Le Maroc traverse une transformation numérique sans précédent dans le cadre de sa stratégie 'Maroc Digital 2030', visant à numériser les services publics pour plus de productivité et de transparence. Cependant, cette initiative a suscité un débat sur la question de savoir si les données personnelles doivent être considérées comme un 'bien public'.
Selon un rapport de 2023 de la Banque mondiale, l'économie numérique du Maroc pourrait contribuer jusqu'à 10 % du PIB d'ici 2030 si la gouvernance des données est renforcée.
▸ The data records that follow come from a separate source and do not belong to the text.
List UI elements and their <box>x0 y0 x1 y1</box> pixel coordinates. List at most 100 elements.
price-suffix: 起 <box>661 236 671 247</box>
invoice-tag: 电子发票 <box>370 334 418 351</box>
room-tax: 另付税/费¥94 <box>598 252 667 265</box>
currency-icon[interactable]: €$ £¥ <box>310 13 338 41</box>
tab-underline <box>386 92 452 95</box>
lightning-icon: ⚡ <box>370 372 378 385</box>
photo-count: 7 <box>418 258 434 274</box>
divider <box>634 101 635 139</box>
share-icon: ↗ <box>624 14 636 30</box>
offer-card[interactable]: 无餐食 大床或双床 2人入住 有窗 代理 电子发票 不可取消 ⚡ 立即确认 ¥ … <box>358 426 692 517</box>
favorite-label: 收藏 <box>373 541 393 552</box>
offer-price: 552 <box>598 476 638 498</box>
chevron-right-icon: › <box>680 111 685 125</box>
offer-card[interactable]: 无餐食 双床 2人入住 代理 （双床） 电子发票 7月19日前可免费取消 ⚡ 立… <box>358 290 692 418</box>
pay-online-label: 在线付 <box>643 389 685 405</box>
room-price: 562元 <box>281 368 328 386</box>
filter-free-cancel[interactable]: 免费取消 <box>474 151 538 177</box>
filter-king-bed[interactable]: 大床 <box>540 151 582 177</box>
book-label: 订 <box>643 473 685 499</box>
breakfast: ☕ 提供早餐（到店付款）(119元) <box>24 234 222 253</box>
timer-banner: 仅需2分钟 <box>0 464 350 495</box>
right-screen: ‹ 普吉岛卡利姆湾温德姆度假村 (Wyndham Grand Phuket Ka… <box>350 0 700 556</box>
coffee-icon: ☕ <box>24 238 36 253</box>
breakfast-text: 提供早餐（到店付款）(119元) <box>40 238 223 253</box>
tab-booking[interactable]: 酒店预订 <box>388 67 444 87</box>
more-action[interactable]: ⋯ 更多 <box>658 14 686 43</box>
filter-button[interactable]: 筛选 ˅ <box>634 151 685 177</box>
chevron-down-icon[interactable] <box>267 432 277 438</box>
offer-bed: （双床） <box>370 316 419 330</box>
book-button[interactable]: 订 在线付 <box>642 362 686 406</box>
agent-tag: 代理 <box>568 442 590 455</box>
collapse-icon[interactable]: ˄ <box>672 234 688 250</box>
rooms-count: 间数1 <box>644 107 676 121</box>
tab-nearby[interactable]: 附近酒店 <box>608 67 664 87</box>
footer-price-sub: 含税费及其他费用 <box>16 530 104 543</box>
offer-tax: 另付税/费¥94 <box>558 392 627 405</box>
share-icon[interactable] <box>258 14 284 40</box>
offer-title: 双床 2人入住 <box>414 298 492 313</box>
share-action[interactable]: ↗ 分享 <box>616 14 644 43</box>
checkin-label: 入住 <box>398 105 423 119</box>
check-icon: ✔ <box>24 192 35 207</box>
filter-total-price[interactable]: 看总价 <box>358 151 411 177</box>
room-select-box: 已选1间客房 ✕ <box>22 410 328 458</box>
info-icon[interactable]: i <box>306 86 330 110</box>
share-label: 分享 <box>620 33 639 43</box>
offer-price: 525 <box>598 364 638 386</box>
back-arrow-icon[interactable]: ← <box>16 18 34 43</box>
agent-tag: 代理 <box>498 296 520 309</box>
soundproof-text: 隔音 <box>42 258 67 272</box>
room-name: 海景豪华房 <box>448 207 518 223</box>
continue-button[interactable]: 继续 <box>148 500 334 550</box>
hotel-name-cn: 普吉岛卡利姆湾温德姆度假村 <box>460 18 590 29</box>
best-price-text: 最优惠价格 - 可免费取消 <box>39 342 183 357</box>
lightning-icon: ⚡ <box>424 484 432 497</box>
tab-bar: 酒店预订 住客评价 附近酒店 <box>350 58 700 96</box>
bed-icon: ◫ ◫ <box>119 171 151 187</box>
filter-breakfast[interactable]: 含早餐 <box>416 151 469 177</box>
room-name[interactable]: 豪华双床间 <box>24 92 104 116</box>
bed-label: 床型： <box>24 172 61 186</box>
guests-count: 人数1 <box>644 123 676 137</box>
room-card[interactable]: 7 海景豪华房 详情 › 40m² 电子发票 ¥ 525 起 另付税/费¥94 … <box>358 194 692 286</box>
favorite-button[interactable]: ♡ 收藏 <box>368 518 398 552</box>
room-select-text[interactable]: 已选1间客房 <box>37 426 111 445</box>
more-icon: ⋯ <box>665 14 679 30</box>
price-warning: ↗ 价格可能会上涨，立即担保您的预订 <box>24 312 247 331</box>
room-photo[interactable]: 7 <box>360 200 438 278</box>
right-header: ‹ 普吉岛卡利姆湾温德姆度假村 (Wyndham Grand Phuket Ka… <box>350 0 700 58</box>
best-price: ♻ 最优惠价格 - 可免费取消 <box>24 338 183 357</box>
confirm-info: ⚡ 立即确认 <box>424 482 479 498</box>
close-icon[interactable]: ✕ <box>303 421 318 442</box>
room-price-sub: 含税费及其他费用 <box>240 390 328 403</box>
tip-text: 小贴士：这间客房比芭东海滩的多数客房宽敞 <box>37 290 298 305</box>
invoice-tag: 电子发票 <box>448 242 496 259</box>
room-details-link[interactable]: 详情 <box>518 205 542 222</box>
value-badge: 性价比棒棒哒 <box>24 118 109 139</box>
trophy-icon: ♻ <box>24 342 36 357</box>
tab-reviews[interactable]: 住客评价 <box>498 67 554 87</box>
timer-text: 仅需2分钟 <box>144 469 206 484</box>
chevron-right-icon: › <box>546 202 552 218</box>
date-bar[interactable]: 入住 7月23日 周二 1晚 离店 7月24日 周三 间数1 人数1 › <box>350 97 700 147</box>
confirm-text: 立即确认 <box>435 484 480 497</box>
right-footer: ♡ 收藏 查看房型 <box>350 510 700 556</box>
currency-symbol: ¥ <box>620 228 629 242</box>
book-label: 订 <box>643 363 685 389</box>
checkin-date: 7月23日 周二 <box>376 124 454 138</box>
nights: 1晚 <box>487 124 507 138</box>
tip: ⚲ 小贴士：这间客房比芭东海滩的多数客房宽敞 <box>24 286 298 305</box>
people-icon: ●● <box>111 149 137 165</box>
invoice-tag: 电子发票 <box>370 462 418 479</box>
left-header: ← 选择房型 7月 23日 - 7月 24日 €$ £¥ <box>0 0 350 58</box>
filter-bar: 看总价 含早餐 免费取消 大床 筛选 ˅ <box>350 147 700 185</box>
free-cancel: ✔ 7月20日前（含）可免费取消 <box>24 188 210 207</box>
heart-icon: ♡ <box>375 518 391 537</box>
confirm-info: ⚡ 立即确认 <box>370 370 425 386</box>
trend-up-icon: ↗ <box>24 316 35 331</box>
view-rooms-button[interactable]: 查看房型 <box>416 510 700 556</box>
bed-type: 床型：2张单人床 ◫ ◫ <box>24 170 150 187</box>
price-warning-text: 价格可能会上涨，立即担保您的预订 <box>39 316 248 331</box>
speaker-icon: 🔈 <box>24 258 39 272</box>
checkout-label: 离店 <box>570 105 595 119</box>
La loi marocaine sur la protection des données, la loi 09-08, a été promulguée en 2009 mais est actuellement en cours de révision pour s'aligner sur le Règlement général sur la protection des données (RGPD) de l'UE.
Lors d'un entretien en 2024, le président de la Commission nationale de contrôle de la protection des données à caractère personnel (CNDP) a déclaré que 'les données personnelles ne sont pas une marchandise mais un droit fondamental'. Cependant, certains experts estiment que traiter les données comme un bien public pourrait permettre de meilleurs services publics, notamment dans les domaines de la santé et de l'éducation.
Début 2026, aucune loi n'a été adoptée pour classer les données personnelles comme un bien public. Le débat se poursuit parmi les décideurs politiques, un projet de loi étant attendu d'ici fin 2026.